Não falo de fora do problema, primeiro porque sou carioca, convicta, depois porque trabalhei em creches nas comunidades do São Carlos e da Rocinha. Meu trabalho com animais, hoje na calma Maricá, também no Estado de Rio de Janeiro, já foi na Baixada. Em todos estes lugares, cruzava-se diariamente com o crime organizado, com o poder das milícias. Portanto falo com conhecimento de causa e não apenas como leitora midiática, ou jornalista, falo como cidadã que viveu e presenciou esta barbárie, de perto.
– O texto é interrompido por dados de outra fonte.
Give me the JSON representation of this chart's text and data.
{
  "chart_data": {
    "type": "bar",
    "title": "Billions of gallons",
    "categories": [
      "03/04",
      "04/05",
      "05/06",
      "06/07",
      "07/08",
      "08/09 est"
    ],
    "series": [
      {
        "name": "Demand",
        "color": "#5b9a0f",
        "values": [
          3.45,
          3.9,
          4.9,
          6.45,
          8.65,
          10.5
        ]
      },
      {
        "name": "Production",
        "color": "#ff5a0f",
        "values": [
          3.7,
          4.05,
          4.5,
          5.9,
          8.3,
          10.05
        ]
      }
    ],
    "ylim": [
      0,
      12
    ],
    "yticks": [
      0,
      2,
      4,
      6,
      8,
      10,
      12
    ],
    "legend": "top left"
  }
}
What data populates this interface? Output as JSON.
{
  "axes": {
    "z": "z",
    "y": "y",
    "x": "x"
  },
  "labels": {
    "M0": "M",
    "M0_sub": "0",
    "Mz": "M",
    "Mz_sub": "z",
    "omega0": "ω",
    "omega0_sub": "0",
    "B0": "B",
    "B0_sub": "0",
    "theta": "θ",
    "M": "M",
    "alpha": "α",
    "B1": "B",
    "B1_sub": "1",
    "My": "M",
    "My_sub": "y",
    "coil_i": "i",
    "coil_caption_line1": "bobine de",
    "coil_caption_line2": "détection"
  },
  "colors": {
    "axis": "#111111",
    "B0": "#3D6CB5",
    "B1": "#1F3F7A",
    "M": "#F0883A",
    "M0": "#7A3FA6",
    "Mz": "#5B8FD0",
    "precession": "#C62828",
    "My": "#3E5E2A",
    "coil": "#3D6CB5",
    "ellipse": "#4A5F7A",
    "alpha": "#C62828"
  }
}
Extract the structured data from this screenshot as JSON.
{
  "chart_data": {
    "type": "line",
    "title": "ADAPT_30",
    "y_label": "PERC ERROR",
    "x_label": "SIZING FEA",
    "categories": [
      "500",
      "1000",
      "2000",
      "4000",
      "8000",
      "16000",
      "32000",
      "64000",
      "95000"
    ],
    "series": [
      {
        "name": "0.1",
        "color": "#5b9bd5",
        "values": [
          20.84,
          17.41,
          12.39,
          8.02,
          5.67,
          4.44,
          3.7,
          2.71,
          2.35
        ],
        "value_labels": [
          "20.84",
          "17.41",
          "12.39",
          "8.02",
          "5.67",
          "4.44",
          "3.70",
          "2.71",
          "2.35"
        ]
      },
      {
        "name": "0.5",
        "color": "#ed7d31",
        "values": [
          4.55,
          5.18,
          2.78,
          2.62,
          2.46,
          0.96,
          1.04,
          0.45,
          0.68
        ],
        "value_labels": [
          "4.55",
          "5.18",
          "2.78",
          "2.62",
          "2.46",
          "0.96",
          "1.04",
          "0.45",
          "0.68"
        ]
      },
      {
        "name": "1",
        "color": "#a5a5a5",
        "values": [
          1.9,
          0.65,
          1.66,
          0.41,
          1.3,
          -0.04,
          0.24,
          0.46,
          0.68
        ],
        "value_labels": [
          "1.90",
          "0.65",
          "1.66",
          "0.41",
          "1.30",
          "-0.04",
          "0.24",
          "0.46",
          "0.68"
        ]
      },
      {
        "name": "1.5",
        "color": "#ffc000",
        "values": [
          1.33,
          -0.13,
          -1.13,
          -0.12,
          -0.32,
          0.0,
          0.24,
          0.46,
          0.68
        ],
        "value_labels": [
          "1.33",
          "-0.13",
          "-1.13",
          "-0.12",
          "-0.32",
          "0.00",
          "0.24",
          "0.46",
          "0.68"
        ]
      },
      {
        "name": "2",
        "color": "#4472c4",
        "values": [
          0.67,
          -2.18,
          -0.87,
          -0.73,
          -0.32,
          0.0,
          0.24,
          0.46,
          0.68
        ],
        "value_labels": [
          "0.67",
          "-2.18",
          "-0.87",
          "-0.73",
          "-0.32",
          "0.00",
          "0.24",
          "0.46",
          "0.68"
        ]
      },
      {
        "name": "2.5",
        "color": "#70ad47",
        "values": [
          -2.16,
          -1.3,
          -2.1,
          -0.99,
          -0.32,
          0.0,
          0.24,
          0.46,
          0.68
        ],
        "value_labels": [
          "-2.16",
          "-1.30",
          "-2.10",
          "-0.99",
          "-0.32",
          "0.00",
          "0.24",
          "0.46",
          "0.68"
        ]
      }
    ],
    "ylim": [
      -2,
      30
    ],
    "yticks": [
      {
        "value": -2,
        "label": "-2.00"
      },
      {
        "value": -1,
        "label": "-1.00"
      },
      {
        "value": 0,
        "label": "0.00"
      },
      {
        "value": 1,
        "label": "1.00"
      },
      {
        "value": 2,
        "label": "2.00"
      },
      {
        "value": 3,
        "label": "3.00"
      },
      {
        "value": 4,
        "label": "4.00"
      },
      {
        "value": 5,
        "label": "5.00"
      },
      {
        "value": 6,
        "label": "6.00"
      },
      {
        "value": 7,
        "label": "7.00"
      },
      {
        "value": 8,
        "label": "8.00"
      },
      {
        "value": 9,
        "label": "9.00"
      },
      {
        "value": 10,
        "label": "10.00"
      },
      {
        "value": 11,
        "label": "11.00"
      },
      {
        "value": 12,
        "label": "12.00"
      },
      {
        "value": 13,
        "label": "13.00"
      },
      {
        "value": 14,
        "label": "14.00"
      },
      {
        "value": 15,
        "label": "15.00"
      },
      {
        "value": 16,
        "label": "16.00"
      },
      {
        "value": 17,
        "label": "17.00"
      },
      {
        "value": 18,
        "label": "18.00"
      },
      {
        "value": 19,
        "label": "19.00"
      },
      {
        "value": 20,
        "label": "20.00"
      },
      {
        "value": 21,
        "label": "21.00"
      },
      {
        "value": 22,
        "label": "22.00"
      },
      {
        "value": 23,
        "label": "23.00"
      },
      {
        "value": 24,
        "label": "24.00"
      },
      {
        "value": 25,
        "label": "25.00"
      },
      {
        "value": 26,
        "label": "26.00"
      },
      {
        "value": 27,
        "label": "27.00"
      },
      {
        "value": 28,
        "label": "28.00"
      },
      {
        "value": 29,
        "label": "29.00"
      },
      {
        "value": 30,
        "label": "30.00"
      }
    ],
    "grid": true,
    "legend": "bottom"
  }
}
Agora com as exumações de dois menores, mortos nos conflitos do Complexo autorizada pela família, teremos novas versões da morte dos mesmos. Ainda não compreendi bem porque a comissão de direitos humanos não teve acesso às necropsías, uma vez que tinham este direito. Fica uma coisa meio e porque não dizer, totalmente escusa. O Complexo do Alemão é sabidamente, há anos, até por nós que não fazemos parte da inteligência da polícia, rota das armas que são distribuídas pelas outras favelas do Rio. Então, se a polícia invadiu para bloquear essa distribuição, porque não foram apreendidas alguma das armas que favorecem a inferioridade da polícia? O que foi noticiado como apreendido, é ridículo! E onde estavam os grandes do poder paralelo quando a comunidade foi invadida “de surpresa”? Quantos foram presos? Se levarmos em conta o que nos foi revelado, além de população, só “soldados do tráfico”. E drogas, que quantidade foram apreendidas? E quanto aos possíveis abusos, os possíveis saques, o que será feito?
A polícia do Rio precisa de uma inteligência que funcione, já que o seu poder armado é tão inferior. Como confiar numa polícia ridicularizada em sua própria freqüência de rádio? Porque não atirou nos bandidos que dançavam em sua frente após a derrubada do “muro da vergonha”?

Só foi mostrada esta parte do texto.